Synaptic plasticity at abGC afferents. Convergent lines of evidence support the notion that excitatory synapses onto abGCs (nearly always studied via stimulation of the medial molecular layer, i.e., presumed medial perforant path afferents) have a lower threshold for LTP and potentiate to a great degree when the cell is 3–6 wk of age.
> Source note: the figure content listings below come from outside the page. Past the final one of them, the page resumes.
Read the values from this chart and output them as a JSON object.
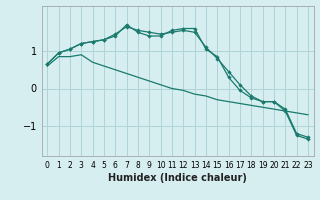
{
  "xlabel": "Humidex (Indice chaleur)",
  "background_color": "#d6eef0",
  "grid_color": "#aed4d8",
  "line_color": "#1a7a6e",
  "x_values": [
    0,
    1,
    2,
    3,
    4,
    5,
    6,
    7,
    8,
    9,
    10,
    11,
    12,
    13,
    14,
    15,
    16,
    17,
    18,
    19,
    20,
    21,
    22,
    23
  ],
  "line1": [
    0.65,
    0.95,
    1.05,
    1.2,
    1.25,
    1.3,
    1.45,
    1.65,
    1.55,
    1.5,
    1.45,
    1.5,
    1.55,
    1.5,
    1.1,
    0.8,
    0.45,
    0.1,
    -0.2,
    -0.35,
    -0.35,
    -0.55,
    -1.2,
    -1.3
  ],
  "line2": [
    0.65,
    0.95,
    1.05,
    1.2,
    1.25,
    1.3,
    1.4,
    1.7,
    1.5,
    1.4,
    1.4,
    1.55,
    1.6,
    1.6,
    1.05,
    0.85,
    0.3,
    -0.05,
    -0.25,
    -0.35,
    -0.35,
    -0.6,
    -1.25,
    -1.35
  ],
  "line3": [
    0.6,
    0.85,
    0.85,
    0.9,
    0.7,
    0.6,
    0.5,
    0.4,
    0.3,
    0.2,
    0.1,
    0.0,
    -0.05,
    -0.15,
    -0.2,
    -0.3,
    -0.35,
    -0.4,
    -0.45,
    -0.5,
    -0.55,
    -0.6,
    -0.65,
    -0.7
  ],
  "ylim": [
    -1.8,
    2.2
  ],
  "yticks": [
    -1,
    0,
    1
  ],
  "xlim": [
    -0.5,
    23.5
  ]
}
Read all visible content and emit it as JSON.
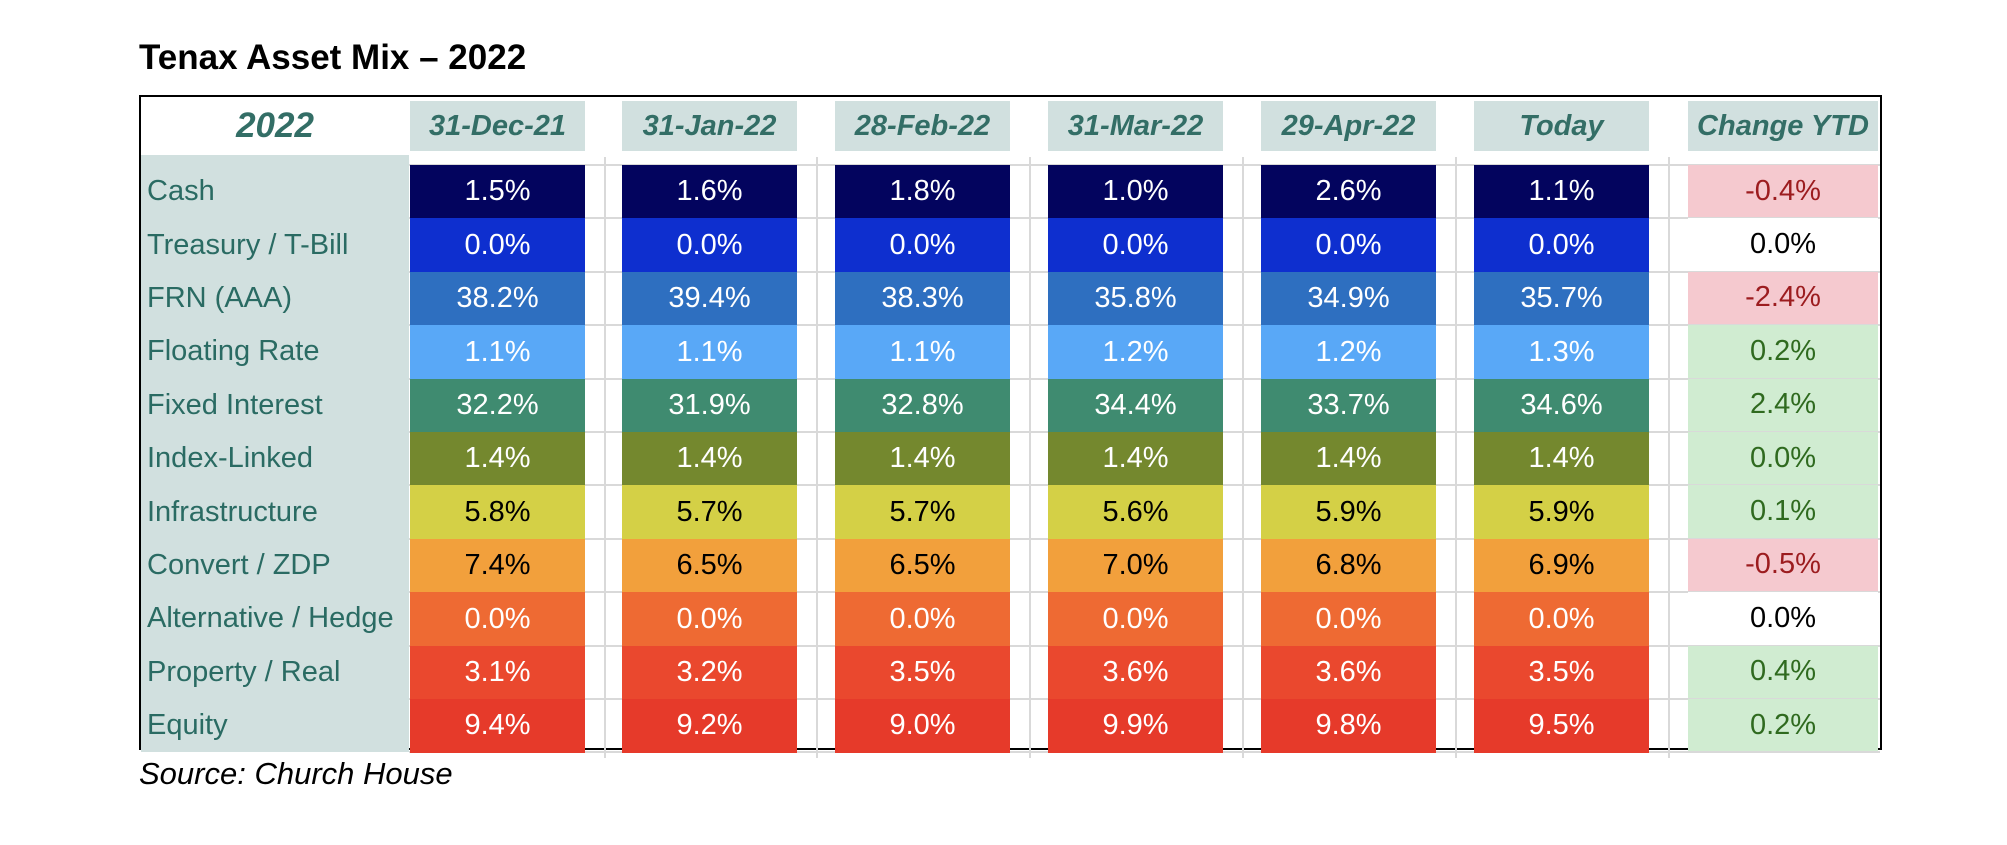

This is due to a number of factors including less pronounced GABAergic inhibition and greater expression of the NR2B subunit of the NMDA receptor.

Figure 5.

Development of abGC efferent axons. abGCs appear to be well connected to their target cells in CA3 and the hilus by the time they are strongly afferently driven and capable of firing trains of action potentials. When precisely their large mossy terminals (LMTs) are mature, based on microscopy studies, is a matter of some debate. Functionally, CA3 pyramidal neurons (PNs) receive weak glutamatergic inputs from 2-wk post-mitosis and at 4-wk synapses are, at basal levels, of mature strength and potentiate to a greater degree than mature (8-wk-old) abGCs. The functional coupling of young abGCs to the local hilar network is apparent from morphological studies but is functionally uncharacterized. (*) See Figure 1 for matGC connectivity.